SURGICAL MANAGEMENT: The surgical management of Gastroesophageal Reflux Disease was done only when medical management is not effective. Surgical management involves a Nissen Fundoplication which is wrapping of a portion of the gastric fundus around the sphincter area of the esophagus)

This procedure can be performed either by laproscopy or by open method. Endoscopic ablation therapy ( Eg : photodynamic therapy PTD) , esophagectomy are the surgical interventions for Barrett’s esophagus.

Endoscopic treatment for GERD: Endoscopic radio frequency ablation therapy ( Eg : photodynamic therapy PTD) , esophagectomy are the surgical interventions for Barrett’s esophagus or only for those with dysplasia or intramucosal cancer Stretta procedure is radiofrequency energy delivery system used to provide thermal burn to gastroesophageal junction. Endocinch procedure uses an endoscopic sewing device to create pleats with a series of sutures passed through adjoining folds at proximal fundus. Enteryx , an endoscopically implanted device, prevents reflux of gastric acid into the throat. It is a permanent treatment to GERD.

NURSING MANAGEMENT: Educate the patient with GERD to: Eat small meals and avoid eating two to three hours before sleeping. Rinse the throat with water after each meal, as this neutralizes the esophagus and cleanses the esophagus from the gastric juices. Sit in a semifowler’s position after eating. Avoid irritating food substances (caffeine, alcohol, or acidic foods, fatty foods). Cease smoking, as it increases gastric acidity and interferes with healing of the esophagus. Patient is instructed to eat low fat diet, to avoid carbonated beverages. Educate to avoid tight fitting clothes.

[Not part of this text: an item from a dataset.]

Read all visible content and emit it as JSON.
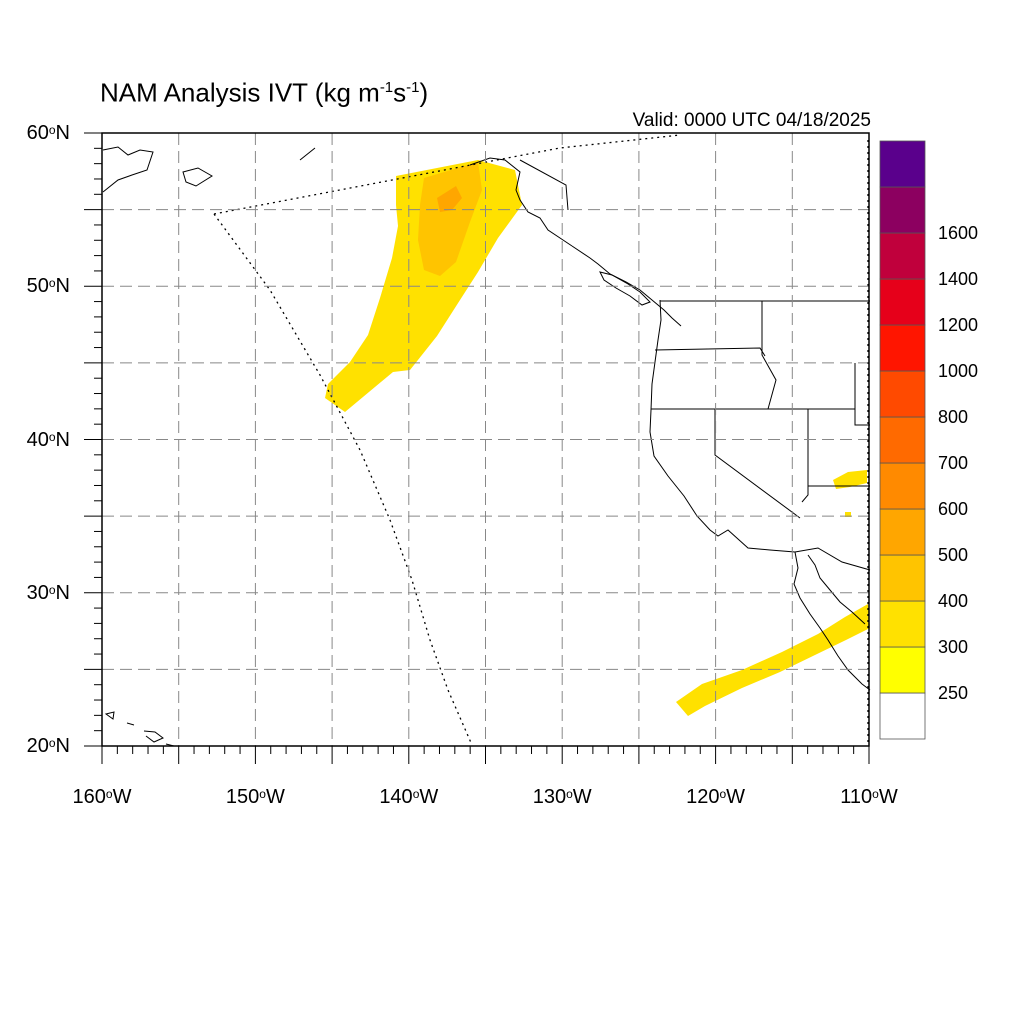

NURSING DIAGNOSIS:   Risk for aspiration related to frequent reflux episodes Imbalanced nutrition less than body requirement related to dysphagia or discomfort associated with eating. Acute pain related to esophageal irritation. Anxiety related to chronic discomfort or fear of exacerbating symptoms Ineffective coping related to chronic illness management. Deficient knowledge regarding GERD.  

COMPLICATIONS: The complications of Gastroesophageal Reflux Disease includes : Esophagitis : inflammation or irritation of the esophagus due to repeated exposure to stomach acid, leading to pain, difficulty swallowing and potentially bleeding or ulcers. Esophageal stricture: Narrowing of the esophagus due to scarring from chronic inflammation, causing difficulty swallowing and potentially leading to food getting stuck ( dysphagia) Barrett’s esophagus: chronic inflammation of the esophagus that can lead to changes in the cells lining the lower esophagus, increasing the risk of esophageal cancer.

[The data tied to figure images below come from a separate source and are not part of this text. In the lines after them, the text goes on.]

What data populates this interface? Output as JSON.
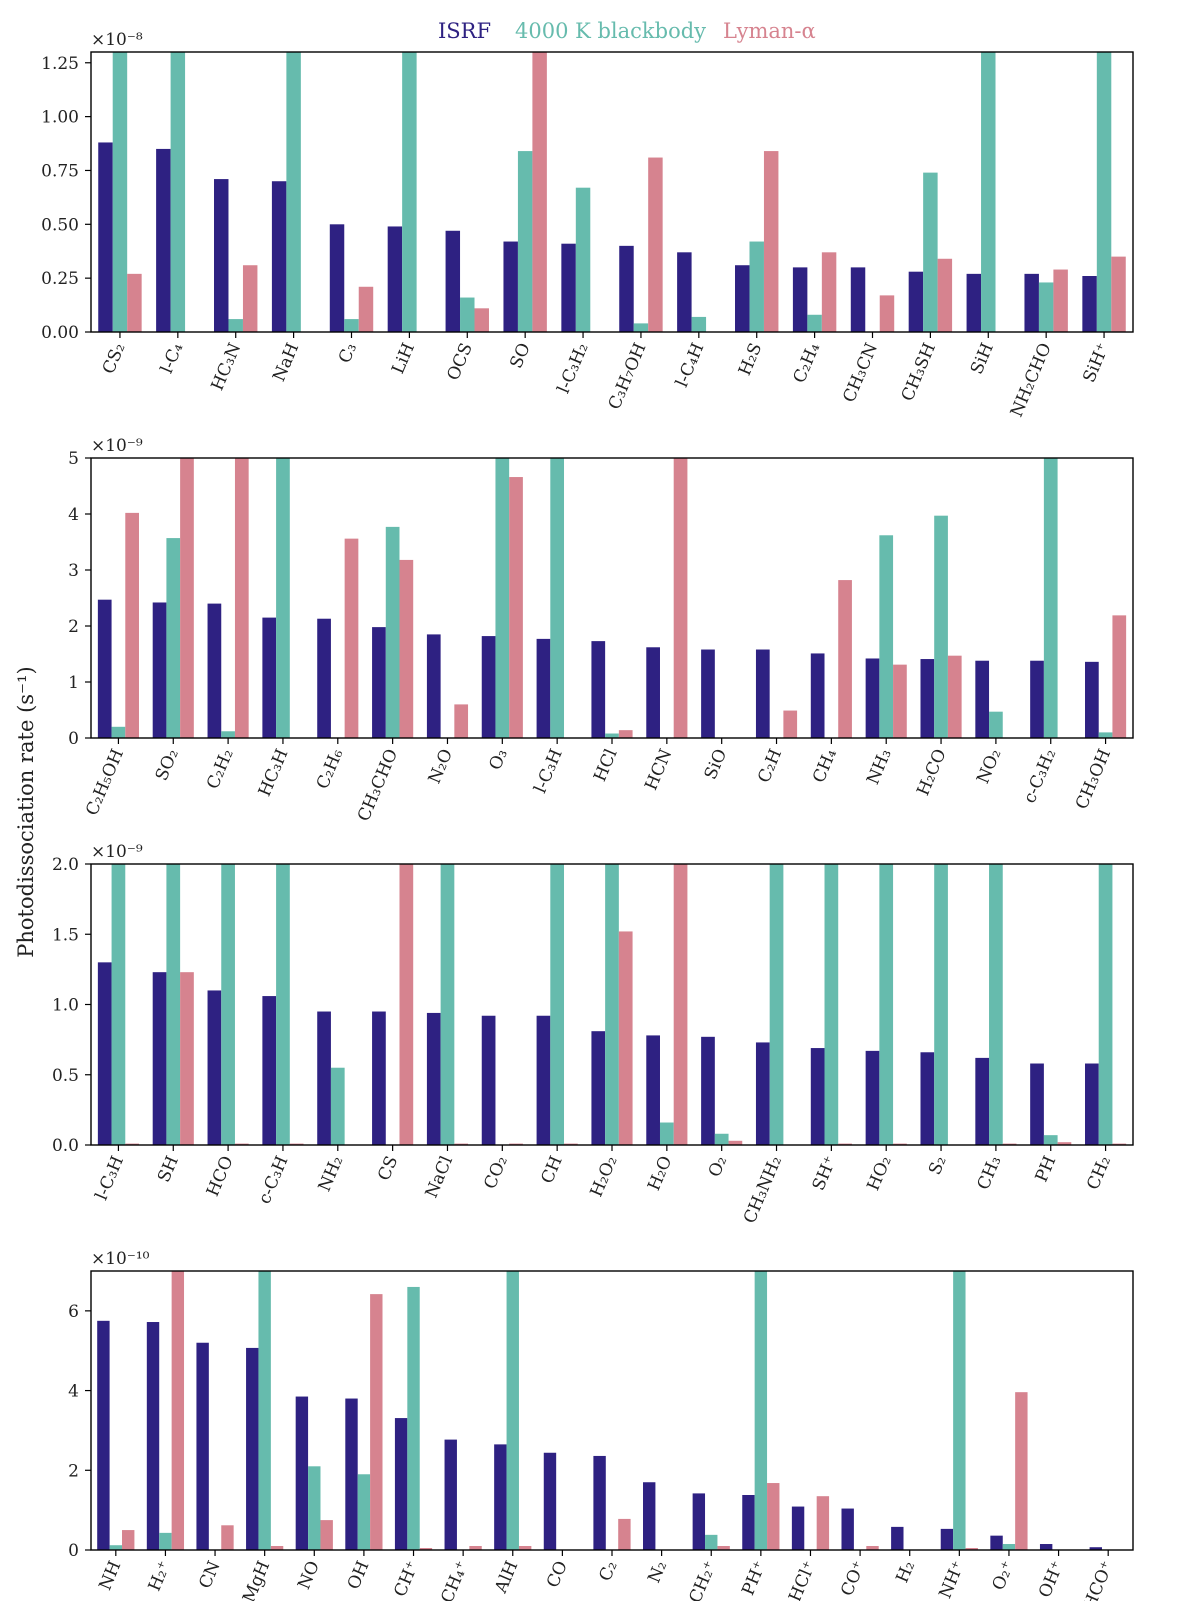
{
  "colors": {
    "isrf": "#2e2182",
    "bb": "#66bbad",
    "lya": "#d6838f",
    "axis": "#000000"
  },
  "legend": {
    "isrf": "ISRF",
    "bb": "4000 K blackbody",
    "lya": "Lyman-α"
  },
  "ylabel": "Photodissociation rate (s⁻¹)",
  "chart_data": [
    {
      "type": "bar",
      "multiplier": "×10⁻⁸",
      "ylim": [
        0,
        1.3
      ],
      "yticks": [
        0,
        0.25,
        0.5,
        0.75,
        1.0,
        1.25
      ],
      "ytick_labels": [
        "0.00",
        "0.25",
        "0.50",
        "0.75",
        "1.00",
        "1.25"
      ],
      "categories": [
        "CS₂",
        "l-C₄",
        "HC₃N",
        "NaH",
        "C₃",
        "LiH",
        "OCS",
        "SO",
        "l-C₃H₂",
        "C₃H₇OH",
        "l-C₄H",
        "H₂S",
        "C₂H₄",
        "CH₃CN",
        "CH₃SH",
        "SiH",
        "NH₂CHO",
        "SiH⁺"
      ],
      "series": [
        {
          "name": "ISRF",
          "values": [
            0.88,
            0.85,
            0.71,
            0.7,
            0.5,
            0.49,
            0.47,
            0.42,
            0.41,
            0.4,
            0.37,
            0.31,
            0.3,
            0.3,
            0.28,
            0.27,
            0.27,
            0.26
          ]
        },
        {
          "name": "4000 K blackbody",
          "values": [
            1.3,
            1.3,
            0.06,
            1.3,
            0.06,
            1.3,
            0.16,
            0.84,
            0.67,
            0.04,
            0.07,
            0.42,
            0.08,
            0.0,
            0.74,
            1.3,
            0.23,
            1.3
          ]
        },
        {
          "name": "Lyman-α",
          "values": [
            0.27,
            0.0,
            0.31,
            0.0,
            0.21,
            0.0,
            0.11,
            1.3,
            0.0,
            0.81,
            0.0,
            0.84,
            0.37,
            0.17,
            0.34,
            0.0,
            0.29,
            0.35
          ]
        }
      ]
    },
    {
      "type": "bar",
      "multiplier": "×10⁻⁹",
      "ylim": [
        0,
        5
      ],
      "yticks": [
        0,
        1,
        2,
        3,
        4,
        5
      ],
      "ytick_labels": [
        "0",
        "1",
        "2",
        "3",
        "4",
        "5"
      ],
      "categories": [
        "C₂H₅OH",
        "SO₂",
        "C₂H₂",
        "HC₃H",
        "C₂H₆",
        "CH₃CHO",
        "N₂O",
        "O₃",
        "l-C₃H",
        "HCl",
        "HCN",
        "SiO",
        "C₂H",
        "CH₄",
        "NH₃",
        "H₂CO",
        "NO₂",
        "c-C₃H₂",
        "CH₃OH"
      ],
      "series": [
        {
          "name": "ISRF",
          "values": [
            2.47,
            2.42,
            2.4,
            2.15,
            2.13,
            1.98,
            1.85,
            1.82,
            1.77,
            1.73,
            1.62,
            1.58,
            1.58,
            1.51,
            1.42,
            1.41,
            1.38,
            1.38,
            1.36
          ]
        },
        {
          "name": "4000 K blackbody",
          "values": [
            0.2,
            3.57,
            0.12,
            5.0,
            0.0,
            3.77,
            0.0,
            5.0,
            5.0,
            0.08,
            0.0,
            0.0,
            0.0,
            0.0,
            3.62,
            3.97,
            0.47,
            5.0,
            0.1
          ]
        },
        {
          "name": "Lyman-α",
          "values": [
            4.02,
            5.0,
            5.0,
            0.0,
            3.56,
            3.18,
            0.6,
            4.66,
            0.0,
            0.14,
            5.0,
            0.0,
            0.49,
            2.82,
            1.31,
            1.47,
            0.0,
            0.0,
            2.19
          ]
        }
      ]
    },
    {
      "type": "bar",
      "multiplier": "×10⁻⁹",
      "ylim": [
        0,
        2.0
      ],
      "yticks": [
        0,
        0.5,
        1.0,
        1.5,
        2.0
      ],
      "ytick_labels": [
        "0.0",
        "0.5",
        "1.0",
        "1.5",
        "2.0"
      ],
      "categories": [
        "l-C₃H",
        "SH",
        "HCO",
        "c-C₃H",
        "NH₂",
        "CS",
        "NaCl",
        "CO₂",
        "CH",
        "H₂O₂",
        "H₂O",
        "O₂",
        "CH₃NH₂",
        "SH⁺",
        "HO₂",
        "S₂",
        "CH₃",
        "PH",
        "CH₂"
      ],
      "series": [
        {
          "name": "ISRF",
          "values": [
            1.3,
            1.23,
            1.1,
            1.06,
            0.95,
            0.95,
            0.94,
            0.92,
            0.92,
            0.81,
            0.78,
            0.77,
            0.73,
            0.69,
            0.67,
            0.66,
            0.62,
            0.58,
            0.58
          ]
        },
        {
          "name": "4000 K blackbody",
          "values": [
            2.0,
            2.0,
            2.0,
            2.0,
            0.55,
            0.0,
            2.0,
            0.0,
            2.0,
            2.0,
            0.16,
            0.08,
            2.0,
            2.0,
            2.0,
            2.0,
            2.0,
            0.07,
            2.0
          ]
        },
        {
          "name": "Lyman-α",
          "values": [
            0.01,
            1.23,
            0.01,
            0.01,
            0.0,
            2.0,
            0.01,
            0.01,
            0.01,
            1.52,
            2.0,
            0.03,
            0.0,
            0.01,
            0.01,
            0.0,
            0.01,
            0.02,
            0.01
          ]
        }
      ]
    },
    {
      "type": "bar",
      "multiplier": "×10⁻¹⁰",
      "ylim": [
        0,
        7
      ],
      "yticks": [
        0,
        2,
        4,
        6
      ],
      "ytick_labels": [
        "0",
        "2",
        "4",
        "6"
      ],
      "categories": [
        "NH",
        "H₂⁺",
        "CN",
        "MgH",
        "NO",
        "OH",
        "CH⁺",
        "CH₄⁺",
        "AlH",
        "CO",
        "C₂",
        "N₂",
        "CH₂⁺",
        "PH⁺",
        "HCl⁺",
        "CO⁺",
        "H₂",
        "NH⁺",
        "O₂⁺",
        "OH⁺",
        "HCO⁺"
      ],
      "series": [
        {
          "name": "ISRF",
          "values": [
            5.75,
            5.72,
            5.2,
            5.07,
            3.85,
            3.8,
            3.31,
            2.77,
            2.65,
            2.44,
            2.36,
            1.7,
            1.42,
            1.38,
            1.09,
            1.04,
            0.58,
            0.53,
            0.36,
            0.15,
            0.07
          ]
        },
        {
          "name": "4000 K blackbody",
          "values": [
            0.12,
            0.43,
            0.0,
            7.0,
            2.1,
            1.9,
            6.6,
            0.0,
            7.0,
            0.0,
            0.0,
            0.0,
            0.38,
            7.0,
            0.0,
            0.0,
            0.0,
            7.0,
            0.15,
            0.0,
            0.0
          ]
        },
        {
          "name": "Lyman-α",
          "values": [
            0.5,
            7.0,
            0.62,
            0.1,
            0.75,
            6.42,
            0.05,
            0.1,
            0.1,
            0.0,
            0.78,
            0.0,
            0.1,
            1.68,
            1.35,
            0.1,
            0.0,
            0.05,
            3.96,
            0.0,
            0.0
          ]
        }
      ]
    }
  ]
}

Respiratory complications: Aspiration of stomach contents into the lungs can lead to aspiration pneumonia, chronic cough, or exacerbation of asthma symptoms. Dental problems: chronic exposure to acid can erode tooth enamel, leading to dental decay, sensitivity, or other oral health issues. Reflux induced laryngitis: Irritation and inflammation of the larynx caused by stomach acid leading to hoarseness, sore throat and difficulty speaking. Erosive esophagitis: Severe inflammation of the esophagus lining, potentially leading to ulcers and bleeding

PROGNOSIS: The prognosis of GERD is generally favorable with appropriate management. Most individuals with GERD can achieve symptom control and prevent complications with a combination of lifestyle modification, medications, and sometimes surgical interventions. However, the prognosis can vary depending on several factors: Severity of symptoms Response to treatment Presence of complications Adherence to Treatment Underlying Health conditions. Overall, with appropriate treatment and management, the prognosis for most individuals with GERD is good, they can lead a normal, symptom free life. However, long term monitoring and follow up with healthcare providers are important to ensure optimal outcomes and prevent complications.

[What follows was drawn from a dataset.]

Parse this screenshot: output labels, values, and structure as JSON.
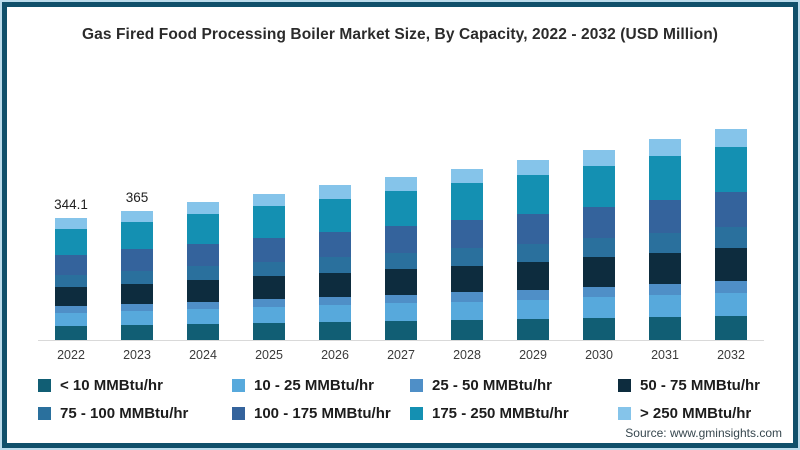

CONCLUSION: GERD can significantly impact on individual’s quality of life and potentially lead to complications if left untreated, effective management strategies are available. Early diagnosis and proactive management are crucial to prevent complications. GERD can achieve symptom control and maintain good quality of life. Regular monitoring and follow up with healthcare providers are essential to ensure optimal outcomes and prevent disease progression.